Once, I got ambitious
and made a turkey
roll
, and it looked perfect. I put it in the oven, and
when I took it out, it had settled and flattened and . . . become yet another
meatloaf.

I
decided if I were going to keep making variations on meatloaf, I would need to be
more creative with the presentation. Hopefully that would inspire a more
creative name.

So the next time I made
a meatloaf, I made it
in a square casserole pan,
the kind in which you
would bake a cake. Right there, it would be different than its boring loaf cousins,
because, hey, it’s now a meat
cake.

When it was done, I
sliced it in half
sideways
, and spread a thin layer of
mashed
potatoes
on the bottom layer. I know – I was out of control!

But that wasn’t the end
of my innovation. I replaced the top half, and topped the whole thing with two
kinds of crumbled up crackers!

I call my creation
“Double Crumb Comfort Cake.” It’s catchy, it’s fun to say, plus it’s got a
built-in slogan for marketing –

“Sounds like dessert,
but tastes like dinner!”

I Need A Catchphrase

There’s always a little
down time when you’re cooking, whether you’re waiting for your eggs to poach,
your onions to get translucent, or your roux to . . . get rouxey enough.

I think cooking is like
baseball, or jazz, in that, to enjoy them, you have to get past the fact that,
in all three, there seem to be times when nothing’s really, you know,
happening
.

The biggest
difference
between baseball, jazz, and cooking, of course, is that Ken Burns hasn’t done a
twelve part documentary about cooking. Yet.

I use my idle time in
the kitchen thinking about philosophy and coming up with crackpot theories (or
crockpot
theories—see what I did there? Get it? Never mind).

I don’t bother with
meaning-of-life stuff, since that ground has been covered pretty well.
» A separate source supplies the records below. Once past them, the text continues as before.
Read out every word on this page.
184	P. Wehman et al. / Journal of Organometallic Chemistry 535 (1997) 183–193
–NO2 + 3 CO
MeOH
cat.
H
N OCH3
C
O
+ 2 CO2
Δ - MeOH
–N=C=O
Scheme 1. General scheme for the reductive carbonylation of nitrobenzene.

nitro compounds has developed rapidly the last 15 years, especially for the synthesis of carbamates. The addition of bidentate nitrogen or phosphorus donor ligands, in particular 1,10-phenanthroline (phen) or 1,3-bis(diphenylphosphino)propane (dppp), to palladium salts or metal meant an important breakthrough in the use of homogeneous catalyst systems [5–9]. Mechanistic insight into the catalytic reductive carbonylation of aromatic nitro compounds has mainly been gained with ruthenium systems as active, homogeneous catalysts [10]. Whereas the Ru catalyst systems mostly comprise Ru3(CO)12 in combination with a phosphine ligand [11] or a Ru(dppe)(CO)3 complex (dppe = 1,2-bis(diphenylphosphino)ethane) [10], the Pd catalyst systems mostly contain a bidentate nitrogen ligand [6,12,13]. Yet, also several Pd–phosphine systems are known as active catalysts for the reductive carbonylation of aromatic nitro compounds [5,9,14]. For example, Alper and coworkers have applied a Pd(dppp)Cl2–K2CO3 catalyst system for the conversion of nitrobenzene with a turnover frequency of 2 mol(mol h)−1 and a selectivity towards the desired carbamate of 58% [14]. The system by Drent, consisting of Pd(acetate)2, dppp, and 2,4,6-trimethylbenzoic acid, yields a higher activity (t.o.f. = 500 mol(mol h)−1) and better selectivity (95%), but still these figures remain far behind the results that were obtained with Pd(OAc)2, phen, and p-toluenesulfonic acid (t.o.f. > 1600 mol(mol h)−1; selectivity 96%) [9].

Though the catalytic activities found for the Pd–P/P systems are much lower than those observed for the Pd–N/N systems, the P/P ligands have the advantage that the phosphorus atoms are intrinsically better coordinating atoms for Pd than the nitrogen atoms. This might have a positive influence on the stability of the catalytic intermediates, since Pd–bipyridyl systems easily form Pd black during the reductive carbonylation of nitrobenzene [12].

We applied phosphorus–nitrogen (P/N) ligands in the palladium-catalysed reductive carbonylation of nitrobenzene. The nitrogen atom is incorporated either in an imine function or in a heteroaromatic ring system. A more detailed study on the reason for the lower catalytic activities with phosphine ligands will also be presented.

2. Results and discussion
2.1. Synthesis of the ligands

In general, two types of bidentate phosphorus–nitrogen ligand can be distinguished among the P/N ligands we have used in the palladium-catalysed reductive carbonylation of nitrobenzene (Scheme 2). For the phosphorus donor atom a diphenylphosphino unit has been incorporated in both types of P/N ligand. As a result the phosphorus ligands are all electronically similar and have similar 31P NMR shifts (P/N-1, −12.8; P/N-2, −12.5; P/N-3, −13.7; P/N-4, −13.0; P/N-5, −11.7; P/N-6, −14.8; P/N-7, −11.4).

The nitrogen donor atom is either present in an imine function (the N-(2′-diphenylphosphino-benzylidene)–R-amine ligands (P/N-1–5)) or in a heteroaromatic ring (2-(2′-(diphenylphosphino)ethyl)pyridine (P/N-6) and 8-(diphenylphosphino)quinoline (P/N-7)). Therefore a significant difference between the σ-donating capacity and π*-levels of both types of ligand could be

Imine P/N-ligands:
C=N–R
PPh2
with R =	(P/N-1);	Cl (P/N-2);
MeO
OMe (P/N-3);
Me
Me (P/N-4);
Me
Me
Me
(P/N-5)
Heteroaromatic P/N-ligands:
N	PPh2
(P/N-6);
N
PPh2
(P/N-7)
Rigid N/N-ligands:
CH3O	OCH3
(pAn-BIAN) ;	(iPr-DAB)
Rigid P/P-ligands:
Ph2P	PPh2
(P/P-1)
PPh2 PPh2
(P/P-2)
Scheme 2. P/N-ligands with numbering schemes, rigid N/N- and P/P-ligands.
I like
to
fold
my philosophy
into
my cooking, like I’m making a
pie-crust out of ideas. And pie crusts should be flaky, right?

I wrestle with the
questions that have troubled cooks for centuries, like “Can you cook chicken in
beef stock?” Which, by the way I
will
not
do. It just seems wrong and disturbing.

Or, “Is it wrong to
have rice AND potatoes in the same meal?” This is known amongst
philosopher-cooks as the Starch Conundrum.

As much time as I’ve
spent
thinking
about
cooking
,
I have yet to figure out the answer to the fundamental question all aspiring
chefs should ask themselves—”What is your catchphrase?”

A cook without a
catchphrase is just . . . someone cooking! How dull is that? From “Kick it up a
notch” to “Yummo,” the chefs making the big TV bucks all have a phrase or a
word that brands them. It’s the thing they say when they add the lemon zest, or
make peaks in their meringue.

Initially, I wanted my
hook to be just one syllable—one big flavorful syllable, like Emeril’s “Bam!” (on
a side note, why does Emeril get “Bam!”
and
“”Kick it up a notch”? I
think he should have to pick one and give the other one to an up-and-coming
chef).

At one point I thought
I found my catchphrase when I spent a week or two saying “Boom!” while I was
cooking.

Now, I’m new at this,
so I may have overused it. I guess it’s overkill to shout “Boom!” when you’re
just, say, adding a sprig of parsley. As it turned out, it didn’t matter,
because some sandwich guy on the Food Network beat me to it.

I considered going
really retro with some vintage slang. I could shout “Applesauce!” but that
really only makes sense if I’ve just made applesauce.